Cilantro & Ajo isn’t just the name of the new South Side Venezuelan restaurant. Those words are the key ingredients in every dish. (Today’s language lesson: “ajo” means “garlic” in Spanish.)
Husband-and-wife team Anthony Goncalves and Marlyn Parra opened the East Carson Street business in September with more than 300 recipes collected over a lifetime spent in the kitchen. In 2015, the couple emigrated to Pittsburgh from Venezuela, where they operated an international restaurant called El Gusto Criollo.

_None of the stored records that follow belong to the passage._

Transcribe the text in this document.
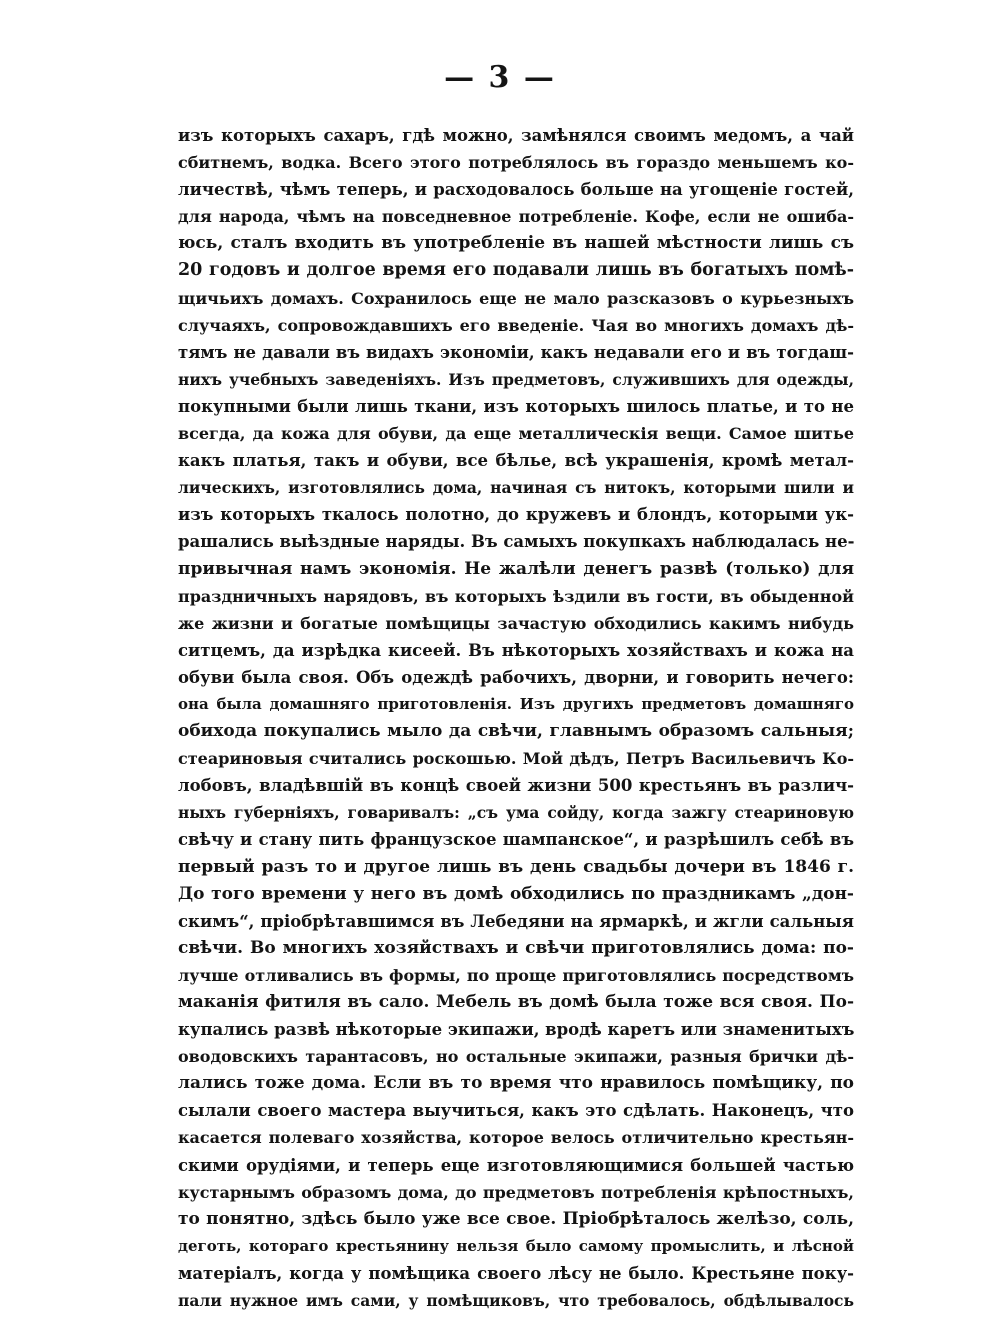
— 3 —
изъ которыхъ сахаръ, гдѣ можно, замѣнялся своимъ медомъ, а чай
сбитнемъ, водка. Всего этого потреблялось въ гораздо меньшемъ ко-
личествѣ, чѣмъ теперь, и расходовалось больше на угощеніе гостей,
для народа, чѣмъ на повседневное потребленіе. Кофе, если не ошиба-
юсь, сталъ входить въ употребленіе въ нашей мѣстности лишь съ
20 годовъ и долгое время его подавали лишь въ богатыхъ помѣ-
щичьихъ домахъ. Сохранилось еще не мало разсказовъ о курьезныхъ
случаяхъ, сопровождавшихъ его введеніе. Чая во многихъ домахъ дѣ-
тямъ не давали въ видахъ экономіи, какъ недавали его и въ тогдаш-
нихъ учебныхъ заведеніяхъ. Изъ предметовъ, служившихъ для одежды,
покупными были лишь ткани, изъ которыхъ шилось платье, и то не
всегда, да кожа для обуви, да еще металлическія вещи. Самое шитье
какъ платья, такъ и обуви, все бѣлье, всѣ украшенія, кромѣ метал-
лическихъ, изготовлялись дома, начиная съ нитокъ, которыми шили и
изъ которыхъ ткалось полотно, до кружевъ и блондъ, которыми ук-
рашались выѣздные наряды. Въ самыхъ покупкахъ наблюдалась не-
привычная намъ экономія. Не жалѣли денегъ развѣ (только) для
праздничныхъ нарядовъ, въ которыхъ ѣздили въ гости, въ обыденной
же жизни и богатые помѣщицы зачастую обходились какимъ нибудь
ситцемъ, да изрѣдка кисеей. Въ нѣкоторыхъ хозяйствахъ и кожа на
обуви была своя. Объ одеждѣ рабочихъ, дворни, и говорить нечего:
она была домашняго приготовленія. Изъ другихъ предметовъ домашняго
обихода покупались мыло да свѣчи, главнымъ образомъ сальныя;
стеариновыя считались роскошью. Мой дѣдъ, Петръ Васильевичъ Ко-
лобовъ, владѣвшій въ концѣ своей жизни 500 крестьянъ въ различ-
ныхъ губерніяхъ, говаривалъ: „съ ума сойду, когда зажгу стеариновую
свѣчу и стану пить французское шампанское“, и разрѣшилъ себѣ въ
первый разъ то и другое лишь въ день свадьбы дочери въ 1846 г.
До того времени у него въ домѣ обходились по праздникамъ „дон-
скимъ“, пріобрѣтавшимся въ Лебедяни на ярмаркѣ, и жгли сальныя
свѣчи. Во многихъ хозяйствахъ и свѣчи приготовлялись дома: по-
лучше отливались въ формы, по проще приготовлялись посредствомъ
маканія фитиля въ сало. Мебель въ домѣ была тоже вся своя. По-
купались развѣ нѣкоторые экипажи, вродѣ каретъ или знаменитыхъ
оводовскихъ тарантасовъ, но остальные экипажи, разныя брички дѣ-
лались тоже дома. Если въ то время что нравилось помѣщику, по
сылали своего мастера выучиться, какъ это сдѣлать. Наконецъ, что
касается полеваго хозяйства, которое велось отличительно крестьян-
скими орудіями, и теперь еще изготовляющимися большей частью
кустарнымъ образомъ дома, до предметовъ потребленія крѣпостныхъ,
то понятно, здѣсь было уже все свое. Пріобрѣталось желѣзо, соль,
деготь, котораго крестьянину нельзя было самому промыслить, и лѣсной
матеріалъ, когда у помѣщика своего лѣсу не было. Крестьяне поку-
пали нужное имъ сами, у помѣщиковъ, что требовалось, обдѣлывалось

“It’s easier for everybody to compare our food with the Mexican food. When they come here they expect to have spicy food,” says Parra, adding that she makes a homemade hot sauce that people are welcome to dab on their meals.
The menu is made up of simple street foods that folks can devour on the go or sit and savor inside the colorful, cozy cafe.
Empanadas are the most popular items. The deep-fried hand pies come with an assortment of fillings, including cheese and ham, chicken, shredded beef, black beans and cheese, seafood and bacon and gouda.
Pabellón bowls are the new restaurant’s other big sellers. In the last month, Parra says she has sold 472 servings of the filling combination of rice, black beans, sweet plantain, shredded beef, chicken or roasted pork, queso fresco and avocado.
Plantains also take center stage in something called patacones, a flat, fried banana topped with your choice of meat, coleslaw salad, queso fresco and ketchup.
Brown lemonade, a traditional beverage made with cane sugar and lime, is a refreshing complement to the entrees, which include vegetarian, vegan and gluten-free options.
For dessert, have a cool square of Venezuelan flan made with milk, eggs, caramel and rum sprinkled with coconut shavings.
Parra says she wanted to open the restaurant to give Pittsburgh’s large Venezuelan population a taste of home and to educate others about the country’s culinary heritage.
Several Spanish classes from nearby universities have begun meeting weekly at Cilantro & Ajo to sample different foods and practice their foreign language skills in a real-world setting. Parra and Goncalves are happy to explain the menu to anyone unsure of what, or how, to order.
On Sundays from 11:30 a.m. to 6 p.m., there are specials highlighting different cities in Venezuela. It’s a sort of cross-country road trip for the taste buds. Venezuelan singer Carlos Parra performs live, adding to the authenticity.
Before opening, people advised Parra and her husband to offer more international flavors beyond Venezuelan. But the couple knows Pittsburghers aren’t afraid to try new things.
“I believe in this place,” Parra says. “Our goal is to let everybody know that our recipes are amazing and our food is made with love.”